6.1. Implications for Nursing Management
This study offers practical implications for both educational and hospital management responsible for supporting nursing students during their clinical training.
For educational management, the findings suggest the value of routinely assessing SMA and nomophobia to identify students who may be at risk of reduced ASE and clinical performance. Nursing schools may integrate screening into student wellness programs and use the results to guide policy development, technology‐use expectations, and early intervention strategies. Educators may also benefit from targeted training on recognizing technology‐related behaviors and implementing evidence‐based approaches to strengthen ASE. Strategies such as structured clinical simulations, scaffolded skill development, constructive feedback, and purposeful coaching can help students build confidence and maintain clinical performance.
For hospital management, the results highlight the importance of creating clinical environments that support both safe practice and student learning. Because nursing interns often rely on mobile devices for communication, hospitals can establish clear guidelines that promote responsible use without compromising learning or patient safety. Unit managers and preceptors can play a key role by modeling appropriate behaviors, reinforcing clinically focused smartphone practices, and offering mentorship that supports skill development and autonomy. Providing predictable support and regular feedback may also enhance interns’ self‐efficacy, which this study identified as a partial mediator of the effects of SMA and nomophobia on clinical performance.

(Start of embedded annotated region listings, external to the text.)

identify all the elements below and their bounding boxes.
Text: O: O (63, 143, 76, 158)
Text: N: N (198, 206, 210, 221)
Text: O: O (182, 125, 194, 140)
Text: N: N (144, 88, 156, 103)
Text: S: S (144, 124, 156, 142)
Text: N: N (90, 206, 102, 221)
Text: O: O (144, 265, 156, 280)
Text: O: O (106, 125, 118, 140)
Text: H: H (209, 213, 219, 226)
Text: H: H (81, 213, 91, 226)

Ultimately, collaboration among educational institutions, clinical training sites, and regulatory bodies remains crucial. Joint policies that align expectations for smartphone use, professional conduct, and competency development can help students navigate technology demands while maintaining strong clinical performance. Coordinated standards ensure that nursing interns receive consistent guidance across various learning environments, thereby improving both their confidence and preparedness as they transition into professional roles.
Ethics Statement
The ethics committee of a private nursing college in the northern region of Saudi Arabia granted ethical approval to this study (NCN‐04052025‐36; approved: 21/4/2025).
Conflicts of Interest
The authors declare no conflicts of interest.
Funding
This research did not receive any specific grant from funding agencies in the public, commercial, or not‐for‐profit sectors.